Here are some warning signs

Lottery scams are nothing new, they’ve been around for decades. But when the stakes rise to $977 million, you know scammers will take their schemes to the next level.

After there was no winner in Tuesday night’s Mega Millions jackpot drawing, the jackpot moved ever closer to $1 billion and lottery officials renewed their warnings to players to be on the lookout for scams.

Lottery officials say that if you get an email, a message via text or social media, or a phone call saying that you have won the big prize, ignore it because it is a scam. 

“The reality is that lotteries have no idea who holds a winning ticket until the winner submits a claim,” officials said. “There are rare exceptions in the case of legal online play within the few American jurisdictions that offer that option, but you still must have first purchased a ticket from that lottery.
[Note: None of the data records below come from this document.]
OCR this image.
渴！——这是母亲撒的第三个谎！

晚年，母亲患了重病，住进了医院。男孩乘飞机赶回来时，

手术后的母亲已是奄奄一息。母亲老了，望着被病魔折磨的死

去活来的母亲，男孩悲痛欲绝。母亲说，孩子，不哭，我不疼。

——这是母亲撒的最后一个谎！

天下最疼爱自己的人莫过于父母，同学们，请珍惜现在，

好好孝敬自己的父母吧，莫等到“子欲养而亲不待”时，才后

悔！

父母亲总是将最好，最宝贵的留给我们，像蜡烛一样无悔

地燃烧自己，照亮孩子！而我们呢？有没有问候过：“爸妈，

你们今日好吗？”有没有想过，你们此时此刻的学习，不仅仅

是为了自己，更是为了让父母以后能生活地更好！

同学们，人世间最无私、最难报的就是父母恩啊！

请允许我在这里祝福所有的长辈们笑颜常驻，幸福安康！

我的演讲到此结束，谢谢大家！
Tell-tale signs of a lottery scam

And that is a key point. You cannot win a lottery that you did not enter. Here are some other signs of a lottery scam:

  • You receive a “winning” notice and you are outside the United States. Real lotteries do not hold international sweepstakes, contests or awards for people who live outside their market area. Mega Millions, for example, is played only in the United States, so if you are outside the U.S. and someone using Mega Millions’ name tells you that you have won a big prize, it is a scam.

  • You are asked to pay money for “taxes” or “fees,” or buy a cash card, in order to claim your “prize.” Those are dead giveaways that it’s a scam. No real lottery tells winners to put up their own money in order to collect a prize they have already won by first purchasing a real ticket.

  • Someone asks you for your personal information such as a bank account. Or tells you that you need to keep your “win” confidential.

  • Someone says you have won a lottery that you have never played. Again, you can’t win a legitimate lottery if you didn’t first buy a ticket.

When a jackpot rises to these levels, your odds of getting targeted by a scammer are vastly greater than actually winning the jackpot. The Federal Trade Commission (FTC) says lottery and sweepstakes are among the top scams reported to the agency each year.

The most recent FTC data show people reported losing $301 million to this type of fraud. That’s an average loss of $907 per person.